ECLI:NL:RBDHA:2022:6581
Rechtbank Den Haag
- Eerste aanleg - enkelvoudig
- Rechtspraak.nl
Bewaring en voortvarend handelen in vreemdelingenzaken
In deze zaak heeft de Rechtbank Den Haag op 1 juli 2022 uitspraak gedaan in een beroep tegen de maatregel van bewaring die aan eiser was opgelegd door de staatssecretaris van Justitie en Veiligheid. Eiser, die aanvankelijk de Tunesische nationaliteit claimde maar later de Algerijnse nationaliteit aanvoerde, heeft beroep ingesteld tegen het voortduren van de maatregel van bewaring. De rechtbank heeft vastgesteld dat de maatregel van bewaring rechtmatig was op het moment van de eerdere uitspraak op 9 mei 2022. Eiser heeft documenten overgelegd die zijn Algerijnse nationaliteit zouden aantonen en stelde dat verweerder onvoldoende voortvarend handelde in het terugkeerproces.

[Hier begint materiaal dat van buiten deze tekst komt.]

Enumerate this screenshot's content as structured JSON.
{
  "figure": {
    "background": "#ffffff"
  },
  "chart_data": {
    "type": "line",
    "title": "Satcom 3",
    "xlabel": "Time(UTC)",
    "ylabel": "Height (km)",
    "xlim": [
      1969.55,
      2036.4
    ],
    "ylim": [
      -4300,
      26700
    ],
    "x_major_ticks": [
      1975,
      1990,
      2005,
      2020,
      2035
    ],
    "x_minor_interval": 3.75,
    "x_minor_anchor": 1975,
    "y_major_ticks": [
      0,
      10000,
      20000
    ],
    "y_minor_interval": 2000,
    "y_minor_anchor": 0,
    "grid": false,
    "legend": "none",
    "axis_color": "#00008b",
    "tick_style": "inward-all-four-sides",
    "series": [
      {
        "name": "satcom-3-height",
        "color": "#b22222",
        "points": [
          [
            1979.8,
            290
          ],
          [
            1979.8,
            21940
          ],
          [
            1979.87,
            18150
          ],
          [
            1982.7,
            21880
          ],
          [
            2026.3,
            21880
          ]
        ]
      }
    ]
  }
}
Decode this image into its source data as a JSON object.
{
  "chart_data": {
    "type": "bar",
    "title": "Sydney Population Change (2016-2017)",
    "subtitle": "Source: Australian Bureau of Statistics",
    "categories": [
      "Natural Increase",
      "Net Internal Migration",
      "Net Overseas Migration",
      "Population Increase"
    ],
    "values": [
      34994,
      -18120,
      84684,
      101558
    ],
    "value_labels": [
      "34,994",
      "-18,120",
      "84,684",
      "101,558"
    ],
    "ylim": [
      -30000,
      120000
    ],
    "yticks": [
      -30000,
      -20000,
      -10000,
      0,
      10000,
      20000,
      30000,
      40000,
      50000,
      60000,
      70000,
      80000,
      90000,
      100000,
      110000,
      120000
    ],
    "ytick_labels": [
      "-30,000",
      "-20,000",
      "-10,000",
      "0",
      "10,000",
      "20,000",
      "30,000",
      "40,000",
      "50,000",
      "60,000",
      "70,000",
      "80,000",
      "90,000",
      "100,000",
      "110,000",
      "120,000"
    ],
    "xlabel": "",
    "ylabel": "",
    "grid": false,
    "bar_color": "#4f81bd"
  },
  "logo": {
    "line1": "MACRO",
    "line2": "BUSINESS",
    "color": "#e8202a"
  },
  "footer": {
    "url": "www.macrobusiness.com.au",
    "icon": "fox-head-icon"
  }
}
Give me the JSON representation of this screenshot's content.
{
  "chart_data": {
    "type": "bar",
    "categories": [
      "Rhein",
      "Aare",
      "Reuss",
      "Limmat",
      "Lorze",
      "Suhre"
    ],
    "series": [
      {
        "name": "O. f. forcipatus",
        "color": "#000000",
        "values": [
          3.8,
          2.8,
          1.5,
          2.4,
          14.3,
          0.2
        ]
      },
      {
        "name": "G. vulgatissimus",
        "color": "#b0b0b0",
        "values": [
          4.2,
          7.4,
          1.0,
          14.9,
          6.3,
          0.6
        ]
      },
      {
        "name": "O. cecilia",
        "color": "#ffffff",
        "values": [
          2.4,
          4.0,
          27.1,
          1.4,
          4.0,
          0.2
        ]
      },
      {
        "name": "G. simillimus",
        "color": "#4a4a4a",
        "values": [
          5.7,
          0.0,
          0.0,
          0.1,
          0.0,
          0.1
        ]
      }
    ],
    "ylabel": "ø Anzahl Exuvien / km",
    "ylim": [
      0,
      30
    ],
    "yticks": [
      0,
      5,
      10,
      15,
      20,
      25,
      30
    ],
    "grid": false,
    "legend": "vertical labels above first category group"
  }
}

De rechtbank heeft echter geoordeeld dat er geen aanleiding was om te concluderen dat verweerder niet voortvarend handelde. Uit de verslagen van de vertrekgesprekken bleek dat eiser zelf had aangegeven dat hij documenten per post kon laten opsturen, maar later verklaarde dat dit niet mogelijk was. De rechtbank oordeelde dat verweerder niet verplicht was om op basis van kopieën contact op te nemen met de Algerijnse ambassade en dat het terugkeertraject naar Tunesië niet gestaakt hoefde te worden. Eiser's verzoek om aanpassing van het terugkeerbesluit werd afgewezen, omdat er geen terugkeerbesluit aan de maatregel van bewaring ten grondslag lag.
Uiteindelijk verklaarde de rechtbank het beroep ongegrond en wees het verzoek om schadevergoeding af. De uitspraak werd gedaan door mr. drs. E.J. Govaers, in aanwezigheid van griffier mr. A.S. Hamans, en is openbaar gemaakt op de website van de Rechtspraak.